Она и тогда была как ангелочек, маленькая, беленькая, пухленькие губки бантиком. «Дидя, воми мя на ручи, – лопотала голоском-колокольчиком, – воми, пожальста», и он отрывался от чего угодно, чтобы подхватить, поднять высоко, прижать к себе теплое, почти невесомое тельце.
Теперь же он не мог налюбоваться ею, время от времени смахивая слезу и громко высмаркиваясь в платок. Ангелы же, между тем, выводили какую-то небесную мелодию, отчего деду становилось так душевно, что он даже забывал выпивать и кричать «Горько!».
Ангелы красиво поют, ничего тут не скажешь. Отец жениха тоже что-то такое улавливал, но он, глядя на счастливую пару, думал, что в своей жизни был на настоящей свадьбе всего лишь раз, много лет назад, почти мальчишкой, шестнадцать, кажется, ему было. Замуж выходила его старшая сестра, в ресторане на Тверской была куча родственников и друзей, все танцевали, и он тоже, изрядно выпив – то ли по неосторожности, то ли нарочно, чтобы хоть как-то влиться в стихию праздника. Поначалу же он стеснялся и держался чрезвычайно скованно, а потом вдруг его разобрало и он, удивляя родителей, лихо отплясывал с подругой сестры.

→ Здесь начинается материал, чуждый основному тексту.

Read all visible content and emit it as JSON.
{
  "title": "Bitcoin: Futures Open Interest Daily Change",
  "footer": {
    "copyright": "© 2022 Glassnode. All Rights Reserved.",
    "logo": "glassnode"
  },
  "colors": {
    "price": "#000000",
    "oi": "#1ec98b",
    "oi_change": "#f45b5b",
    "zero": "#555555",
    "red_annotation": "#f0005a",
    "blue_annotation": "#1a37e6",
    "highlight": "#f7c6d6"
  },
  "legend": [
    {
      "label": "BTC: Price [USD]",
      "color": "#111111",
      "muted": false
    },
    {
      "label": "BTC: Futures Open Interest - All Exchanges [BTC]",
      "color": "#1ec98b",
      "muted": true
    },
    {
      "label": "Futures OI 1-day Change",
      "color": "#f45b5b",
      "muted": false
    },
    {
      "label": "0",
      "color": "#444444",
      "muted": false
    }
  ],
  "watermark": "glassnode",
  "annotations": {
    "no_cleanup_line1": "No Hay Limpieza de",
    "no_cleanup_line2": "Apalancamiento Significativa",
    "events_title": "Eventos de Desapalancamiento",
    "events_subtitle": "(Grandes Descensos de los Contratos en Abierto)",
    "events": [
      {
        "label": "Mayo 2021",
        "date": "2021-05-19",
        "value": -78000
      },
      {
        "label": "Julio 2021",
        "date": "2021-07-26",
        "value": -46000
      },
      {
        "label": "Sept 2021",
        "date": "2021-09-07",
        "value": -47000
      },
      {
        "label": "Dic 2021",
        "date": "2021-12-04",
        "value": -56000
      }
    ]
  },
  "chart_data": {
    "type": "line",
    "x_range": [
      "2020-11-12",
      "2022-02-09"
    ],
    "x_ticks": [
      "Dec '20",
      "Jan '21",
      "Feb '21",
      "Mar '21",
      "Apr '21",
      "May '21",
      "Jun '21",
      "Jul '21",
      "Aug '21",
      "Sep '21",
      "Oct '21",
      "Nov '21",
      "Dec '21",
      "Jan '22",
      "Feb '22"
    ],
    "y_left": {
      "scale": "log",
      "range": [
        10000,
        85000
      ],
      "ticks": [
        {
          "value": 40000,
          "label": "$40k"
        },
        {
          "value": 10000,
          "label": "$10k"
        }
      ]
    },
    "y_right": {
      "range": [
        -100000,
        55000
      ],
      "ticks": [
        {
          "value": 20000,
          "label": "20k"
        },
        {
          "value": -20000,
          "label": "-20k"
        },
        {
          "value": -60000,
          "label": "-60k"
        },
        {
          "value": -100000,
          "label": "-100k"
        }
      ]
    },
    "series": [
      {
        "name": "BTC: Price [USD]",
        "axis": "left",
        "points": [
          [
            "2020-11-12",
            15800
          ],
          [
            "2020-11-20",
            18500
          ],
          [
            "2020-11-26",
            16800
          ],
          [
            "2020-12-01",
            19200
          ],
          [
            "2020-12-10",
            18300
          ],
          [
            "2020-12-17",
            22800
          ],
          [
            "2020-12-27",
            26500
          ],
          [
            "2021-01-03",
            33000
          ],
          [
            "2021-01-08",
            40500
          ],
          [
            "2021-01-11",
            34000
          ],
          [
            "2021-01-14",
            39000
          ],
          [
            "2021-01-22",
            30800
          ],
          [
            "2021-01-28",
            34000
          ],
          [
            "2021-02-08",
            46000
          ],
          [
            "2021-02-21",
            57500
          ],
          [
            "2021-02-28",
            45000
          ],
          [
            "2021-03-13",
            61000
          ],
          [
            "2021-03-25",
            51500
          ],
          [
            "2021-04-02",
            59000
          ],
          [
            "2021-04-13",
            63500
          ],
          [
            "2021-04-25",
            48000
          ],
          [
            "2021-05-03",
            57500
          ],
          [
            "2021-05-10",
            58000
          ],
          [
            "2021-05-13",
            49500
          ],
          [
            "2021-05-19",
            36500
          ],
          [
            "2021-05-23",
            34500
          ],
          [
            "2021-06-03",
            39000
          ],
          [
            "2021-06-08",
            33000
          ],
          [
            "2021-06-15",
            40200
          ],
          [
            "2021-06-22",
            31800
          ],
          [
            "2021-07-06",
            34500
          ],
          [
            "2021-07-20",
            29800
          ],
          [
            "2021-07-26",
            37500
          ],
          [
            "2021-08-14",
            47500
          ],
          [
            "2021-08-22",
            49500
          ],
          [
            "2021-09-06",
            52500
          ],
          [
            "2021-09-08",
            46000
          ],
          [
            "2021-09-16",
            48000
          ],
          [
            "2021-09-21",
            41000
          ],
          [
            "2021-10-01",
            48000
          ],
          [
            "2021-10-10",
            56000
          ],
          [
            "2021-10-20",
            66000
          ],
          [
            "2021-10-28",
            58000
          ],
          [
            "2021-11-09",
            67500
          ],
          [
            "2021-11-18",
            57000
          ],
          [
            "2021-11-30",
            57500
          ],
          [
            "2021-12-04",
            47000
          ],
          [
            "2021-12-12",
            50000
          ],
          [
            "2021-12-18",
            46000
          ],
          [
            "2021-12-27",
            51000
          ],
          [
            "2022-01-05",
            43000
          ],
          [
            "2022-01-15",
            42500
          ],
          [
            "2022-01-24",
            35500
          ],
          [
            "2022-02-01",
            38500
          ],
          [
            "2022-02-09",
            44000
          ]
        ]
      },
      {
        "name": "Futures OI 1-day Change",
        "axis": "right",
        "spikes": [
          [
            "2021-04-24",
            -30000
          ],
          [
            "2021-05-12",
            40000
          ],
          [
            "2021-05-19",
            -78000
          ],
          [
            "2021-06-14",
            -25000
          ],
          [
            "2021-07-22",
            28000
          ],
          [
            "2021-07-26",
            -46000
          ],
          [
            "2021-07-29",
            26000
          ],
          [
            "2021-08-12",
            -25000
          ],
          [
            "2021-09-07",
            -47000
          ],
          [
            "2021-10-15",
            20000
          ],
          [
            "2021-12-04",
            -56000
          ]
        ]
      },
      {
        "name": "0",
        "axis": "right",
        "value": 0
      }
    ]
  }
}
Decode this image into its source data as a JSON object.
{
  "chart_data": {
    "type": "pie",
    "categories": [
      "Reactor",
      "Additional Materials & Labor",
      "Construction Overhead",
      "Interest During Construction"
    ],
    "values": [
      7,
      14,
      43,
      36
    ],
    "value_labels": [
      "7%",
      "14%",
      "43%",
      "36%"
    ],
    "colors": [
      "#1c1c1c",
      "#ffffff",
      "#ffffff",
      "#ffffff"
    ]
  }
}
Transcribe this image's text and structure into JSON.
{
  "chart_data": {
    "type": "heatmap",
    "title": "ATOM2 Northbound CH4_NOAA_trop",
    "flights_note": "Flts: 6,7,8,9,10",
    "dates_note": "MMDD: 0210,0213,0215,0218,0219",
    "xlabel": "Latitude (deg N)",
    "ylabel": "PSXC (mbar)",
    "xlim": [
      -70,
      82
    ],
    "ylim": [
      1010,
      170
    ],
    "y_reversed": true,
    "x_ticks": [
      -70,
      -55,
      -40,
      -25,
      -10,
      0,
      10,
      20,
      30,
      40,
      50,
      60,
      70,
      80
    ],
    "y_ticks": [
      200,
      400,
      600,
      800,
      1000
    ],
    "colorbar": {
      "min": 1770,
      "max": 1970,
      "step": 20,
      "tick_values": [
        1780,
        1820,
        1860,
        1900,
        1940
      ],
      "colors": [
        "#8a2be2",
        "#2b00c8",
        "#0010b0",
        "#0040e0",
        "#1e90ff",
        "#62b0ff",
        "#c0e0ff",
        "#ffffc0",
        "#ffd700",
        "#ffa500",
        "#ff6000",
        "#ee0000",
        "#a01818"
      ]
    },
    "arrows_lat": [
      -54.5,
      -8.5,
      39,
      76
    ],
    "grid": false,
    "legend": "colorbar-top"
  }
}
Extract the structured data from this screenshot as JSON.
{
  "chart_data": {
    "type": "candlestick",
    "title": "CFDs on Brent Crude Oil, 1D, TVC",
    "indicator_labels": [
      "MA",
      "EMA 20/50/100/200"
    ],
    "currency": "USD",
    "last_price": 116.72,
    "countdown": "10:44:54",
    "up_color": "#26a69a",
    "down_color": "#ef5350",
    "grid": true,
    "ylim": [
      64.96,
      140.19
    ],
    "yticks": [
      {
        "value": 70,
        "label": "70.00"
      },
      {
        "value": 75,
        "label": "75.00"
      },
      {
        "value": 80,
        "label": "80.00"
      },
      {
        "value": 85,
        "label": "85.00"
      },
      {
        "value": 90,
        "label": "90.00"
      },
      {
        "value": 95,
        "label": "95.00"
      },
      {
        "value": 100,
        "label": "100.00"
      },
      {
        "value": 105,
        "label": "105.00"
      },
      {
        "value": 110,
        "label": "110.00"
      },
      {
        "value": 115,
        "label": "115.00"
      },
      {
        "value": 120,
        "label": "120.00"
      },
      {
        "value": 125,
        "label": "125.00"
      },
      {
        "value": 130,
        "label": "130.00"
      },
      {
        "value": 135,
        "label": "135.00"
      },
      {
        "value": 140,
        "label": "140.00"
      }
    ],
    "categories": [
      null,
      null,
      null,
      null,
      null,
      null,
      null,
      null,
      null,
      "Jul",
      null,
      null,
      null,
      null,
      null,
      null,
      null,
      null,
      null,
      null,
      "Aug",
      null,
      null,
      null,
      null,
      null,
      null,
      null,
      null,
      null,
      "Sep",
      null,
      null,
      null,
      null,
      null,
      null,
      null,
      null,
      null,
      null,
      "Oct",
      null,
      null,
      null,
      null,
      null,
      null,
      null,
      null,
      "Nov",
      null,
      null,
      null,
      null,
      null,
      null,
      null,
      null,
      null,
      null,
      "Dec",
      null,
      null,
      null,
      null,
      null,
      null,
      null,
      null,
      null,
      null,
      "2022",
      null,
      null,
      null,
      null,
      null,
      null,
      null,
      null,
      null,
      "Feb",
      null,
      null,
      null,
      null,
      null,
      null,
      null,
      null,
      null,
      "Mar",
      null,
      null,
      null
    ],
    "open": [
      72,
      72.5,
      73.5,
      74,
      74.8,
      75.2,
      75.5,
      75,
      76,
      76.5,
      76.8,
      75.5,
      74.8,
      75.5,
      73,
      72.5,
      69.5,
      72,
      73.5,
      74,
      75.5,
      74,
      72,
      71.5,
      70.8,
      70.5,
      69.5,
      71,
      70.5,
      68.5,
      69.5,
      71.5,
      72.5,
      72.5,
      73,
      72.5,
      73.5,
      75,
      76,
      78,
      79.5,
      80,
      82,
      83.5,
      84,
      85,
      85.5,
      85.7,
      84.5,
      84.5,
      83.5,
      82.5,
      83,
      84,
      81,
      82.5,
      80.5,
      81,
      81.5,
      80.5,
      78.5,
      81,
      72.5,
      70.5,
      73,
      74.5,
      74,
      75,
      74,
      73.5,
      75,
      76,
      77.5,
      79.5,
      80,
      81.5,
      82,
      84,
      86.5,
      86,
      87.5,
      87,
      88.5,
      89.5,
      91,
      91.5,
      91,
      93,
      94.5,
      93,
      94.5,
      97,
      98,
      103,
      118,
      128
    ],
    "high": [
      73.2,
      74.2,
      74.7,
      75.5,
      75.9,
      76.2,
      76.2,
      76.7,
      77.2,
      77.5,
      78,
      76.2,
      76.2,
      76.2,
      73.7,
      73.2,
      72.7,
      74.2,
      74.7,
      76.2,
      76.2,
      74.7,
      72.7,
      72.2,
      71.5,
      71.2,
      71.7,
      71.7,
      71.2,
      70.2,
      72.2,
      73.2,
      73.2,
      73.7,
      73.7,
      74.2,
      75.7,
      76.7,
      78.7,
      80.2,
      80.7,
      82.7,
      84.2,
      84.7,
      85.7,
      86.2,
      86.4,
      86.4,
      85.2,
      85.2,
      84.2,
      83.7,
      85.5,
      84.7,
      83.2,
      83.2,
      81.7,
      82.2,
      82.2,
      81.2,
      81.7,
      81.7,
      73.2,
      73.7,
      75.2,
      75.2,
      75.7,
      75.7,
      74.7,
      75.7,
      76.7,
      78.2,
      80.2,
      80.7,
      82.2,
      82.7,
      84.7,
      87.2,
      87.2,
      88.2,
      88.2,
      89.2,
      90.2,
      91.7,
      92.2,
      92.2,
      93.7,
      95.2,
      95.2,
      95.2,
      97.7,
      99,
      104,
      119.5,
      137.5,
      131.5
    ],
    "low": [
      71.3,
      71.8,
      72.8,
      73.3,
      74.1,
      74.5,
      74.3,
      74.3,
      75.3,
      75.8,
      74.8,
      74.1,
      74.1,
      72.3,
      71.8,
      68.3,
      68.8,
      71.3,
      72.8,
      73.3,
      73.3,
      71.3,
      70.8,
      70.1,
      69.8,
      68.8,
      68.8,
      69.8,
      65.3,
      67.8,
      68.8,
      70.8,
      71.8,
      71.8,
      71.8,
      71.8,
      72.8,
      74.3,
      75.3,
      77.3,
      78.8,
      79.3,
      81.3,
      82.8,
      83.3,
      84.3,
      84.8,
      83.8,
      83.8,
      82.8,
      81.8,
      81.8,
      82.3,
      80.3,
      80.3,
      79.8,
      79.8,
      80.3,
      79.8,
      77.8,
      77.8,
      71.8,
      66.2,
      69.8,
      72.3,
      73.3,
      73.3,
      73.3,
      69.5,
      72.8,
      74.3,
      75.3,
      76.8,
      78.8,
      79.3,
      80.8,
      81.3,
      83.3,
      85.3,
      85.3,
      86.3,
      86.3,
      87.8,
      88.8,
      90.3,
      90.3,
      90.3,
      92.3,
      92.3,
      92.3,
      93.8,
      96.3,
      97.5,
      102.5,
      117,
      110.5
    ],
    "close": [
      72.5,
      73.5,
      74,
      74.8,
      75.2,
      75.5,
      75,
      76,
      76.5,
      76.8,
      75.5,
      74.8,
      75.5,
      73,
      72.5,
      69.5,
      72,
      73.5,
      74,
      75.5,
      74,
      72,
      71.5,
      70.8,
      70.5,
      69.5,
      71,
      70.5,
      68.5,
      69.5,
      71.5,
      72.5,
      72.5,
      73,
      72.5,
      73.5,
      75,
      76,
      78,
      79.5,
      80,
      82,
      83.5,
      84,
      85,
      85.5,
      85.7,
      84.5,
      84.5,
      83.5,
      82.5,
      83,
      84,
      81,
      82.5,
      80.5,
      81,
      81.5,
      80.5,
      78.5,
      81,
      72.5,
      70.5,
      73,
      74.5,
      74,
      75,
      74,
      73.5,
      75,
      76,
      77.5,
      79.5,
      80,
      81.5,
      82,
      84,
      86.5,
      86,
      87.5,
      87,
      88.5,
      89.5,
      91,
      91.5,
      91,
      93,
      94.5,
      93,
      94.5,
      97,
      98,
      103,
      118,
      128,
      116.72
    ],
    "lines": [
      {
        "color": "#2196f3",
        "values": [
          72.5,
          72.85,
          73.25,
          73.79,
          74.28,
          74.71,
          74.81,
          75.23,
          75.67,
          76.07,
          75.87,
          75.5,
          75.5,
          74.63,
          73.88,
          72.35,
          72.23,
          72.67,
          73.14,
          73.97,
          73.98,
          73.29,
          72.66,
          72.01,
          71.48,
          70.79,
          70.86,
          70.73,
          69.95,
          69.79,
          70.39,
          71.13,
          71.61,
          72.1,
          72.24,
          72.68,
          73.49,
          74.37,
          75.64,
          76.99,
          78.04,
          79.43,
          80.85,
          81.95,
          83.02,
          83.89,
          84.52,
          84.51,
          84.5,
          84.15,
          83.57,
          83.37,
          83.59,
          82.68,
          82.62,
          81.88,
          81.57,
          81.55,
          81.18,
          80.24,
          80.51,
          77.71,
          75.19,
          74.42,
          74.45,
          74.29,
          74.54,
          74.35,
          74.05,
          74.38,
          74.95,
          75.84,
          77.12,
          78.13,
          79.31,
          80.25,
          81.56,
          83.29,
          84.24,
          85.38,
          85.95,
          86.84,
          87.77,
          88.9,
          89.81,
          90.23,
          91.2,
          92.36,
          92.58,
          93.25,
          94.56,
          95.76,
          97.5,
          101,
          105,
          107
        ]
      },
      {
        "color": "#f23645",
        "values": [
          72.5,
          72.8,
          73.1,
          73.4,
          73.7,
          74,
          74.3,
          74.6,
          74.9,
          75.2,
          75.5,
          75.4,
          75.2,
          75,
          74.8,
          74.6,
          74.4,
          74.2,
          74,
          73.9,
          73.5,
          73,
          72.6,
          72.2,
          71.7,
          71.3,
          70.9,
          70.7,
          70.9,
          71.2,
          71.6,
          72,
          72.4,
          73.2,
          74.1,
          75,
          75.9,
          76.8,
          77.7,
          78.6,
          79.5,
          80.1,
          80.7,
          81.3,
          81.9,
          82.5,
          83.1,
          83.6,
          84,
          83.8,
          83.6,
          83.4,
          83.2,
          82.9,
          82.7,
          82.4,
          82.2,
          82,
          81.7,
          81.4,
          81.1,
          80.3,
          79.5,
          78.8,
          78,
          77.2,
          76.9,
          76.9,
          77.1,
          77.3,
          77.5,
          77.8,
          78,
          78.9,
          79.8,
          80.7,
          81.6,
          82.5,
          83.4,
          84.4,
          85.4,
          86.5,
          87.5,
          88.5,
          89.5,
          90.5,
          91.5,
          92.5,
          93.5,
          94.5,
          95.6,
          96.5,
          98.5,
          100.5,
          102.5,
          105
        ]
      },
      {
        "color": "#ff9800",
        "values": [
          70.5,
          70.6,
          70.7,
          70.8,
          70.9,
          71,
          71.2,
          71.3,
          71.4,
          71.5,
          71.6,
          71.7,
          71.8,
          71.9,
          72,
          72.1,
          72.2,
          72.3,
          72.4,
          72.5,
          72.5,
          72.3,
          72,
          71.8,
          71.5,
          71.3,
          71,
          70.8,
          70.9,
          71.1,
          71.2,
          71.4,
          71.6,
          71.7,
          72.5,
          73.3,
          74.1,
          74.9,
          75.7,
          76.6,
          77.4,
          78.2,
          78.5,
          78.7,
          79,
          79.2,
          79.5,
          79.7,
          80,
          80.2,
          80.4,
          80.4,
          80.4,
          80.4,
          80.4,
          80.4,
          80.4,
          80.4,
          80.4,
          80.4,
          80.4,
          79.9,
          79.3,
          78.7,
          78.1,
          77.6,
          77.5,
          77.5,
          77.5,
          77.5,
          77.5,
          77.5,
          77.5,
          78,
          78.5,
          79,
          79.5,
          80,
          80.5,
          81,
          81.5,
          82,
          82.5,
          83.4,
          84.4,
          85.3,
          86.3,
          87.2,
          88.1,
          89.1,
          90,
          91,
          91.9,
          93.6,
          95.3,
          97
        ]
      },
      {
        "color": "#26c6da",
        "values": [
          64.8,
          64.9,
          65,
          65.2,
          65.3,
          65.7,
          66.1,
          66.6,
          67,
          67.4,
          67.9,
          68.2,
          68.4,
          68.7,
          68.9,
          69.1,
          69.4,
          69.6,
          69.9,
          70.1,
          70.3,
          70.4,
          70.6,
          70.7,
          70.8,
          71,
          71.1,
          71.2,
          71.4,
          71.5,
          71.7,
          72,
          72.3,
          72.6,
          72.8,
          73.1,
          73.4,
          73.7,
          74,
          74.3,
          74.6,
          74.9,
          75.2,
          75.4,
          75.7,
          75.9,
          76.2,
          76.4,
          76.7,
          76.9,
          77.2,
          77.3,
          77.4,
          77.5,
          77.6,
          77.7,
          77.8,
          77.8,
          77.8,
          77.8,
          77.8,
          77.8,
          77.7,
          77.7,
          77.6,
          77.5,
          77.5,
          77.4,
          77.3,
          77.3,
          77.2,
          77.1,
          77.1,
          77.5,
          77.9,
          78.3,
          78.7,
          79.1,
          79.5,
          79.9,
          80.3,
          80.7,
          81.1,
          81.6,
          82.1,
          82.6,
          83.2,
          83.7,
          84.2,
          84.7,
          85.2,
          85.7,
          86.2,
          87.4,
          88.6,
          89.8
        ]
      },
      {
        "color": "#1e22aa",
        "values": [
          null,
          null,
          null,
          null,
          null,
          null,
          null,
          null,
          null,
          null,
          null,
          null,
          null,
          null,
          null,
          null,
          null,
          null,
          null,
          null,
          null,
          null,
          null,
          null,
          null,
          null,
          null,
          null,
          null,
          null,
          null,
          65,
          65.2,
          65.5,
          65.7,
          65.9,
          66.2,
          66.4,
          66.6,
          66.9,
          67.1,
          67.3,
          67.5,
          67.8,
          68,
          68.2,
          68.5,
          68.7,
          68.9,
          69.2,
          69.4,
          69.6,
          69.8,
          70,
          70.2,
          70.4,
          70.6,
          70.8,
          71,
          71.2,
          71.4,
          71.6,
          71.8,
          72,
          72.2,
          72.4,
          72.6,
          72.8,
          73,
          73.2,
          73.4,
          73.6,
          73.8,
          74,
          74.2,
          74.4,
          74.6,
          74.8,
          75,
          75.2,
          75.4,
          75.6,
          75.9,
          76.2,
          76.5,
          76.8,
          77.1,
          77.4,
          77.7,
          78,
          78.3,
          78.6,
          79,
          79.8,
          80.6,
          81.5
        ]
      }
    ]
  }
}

Его уже несло, и подругу несло, и каким-то загадочным образом отнесло аж на набережную Москвы-реки (был июнь), и они там целовались как сумасшедшие, он впервые в жизни, по-настоящему, и стояли долго, обнявшись, пока над Москвой не начало розоветь, и тогда она взяла такси и уехала, а он поплелся пешком домой, и шел очень долго, чувствуя себя по уши влюбленным… А потом оказалось, что подруга сестры замужем, и все осталось воспоминанием, но вот чтоб тогда пели ангелы, этого он, увы, не помнил.
А на своей свадьбе он был в джинсах и белой рубашке, без всякой торжественности, и будущая жена была в чем-то вполне обыденном: не так это было важно – свадьба. Условность, как и штамп в паспорте.
Не могла не слышать ангелов и бабушка невесты, хотя их заглушал лихорадочный стук ее собственного сердца.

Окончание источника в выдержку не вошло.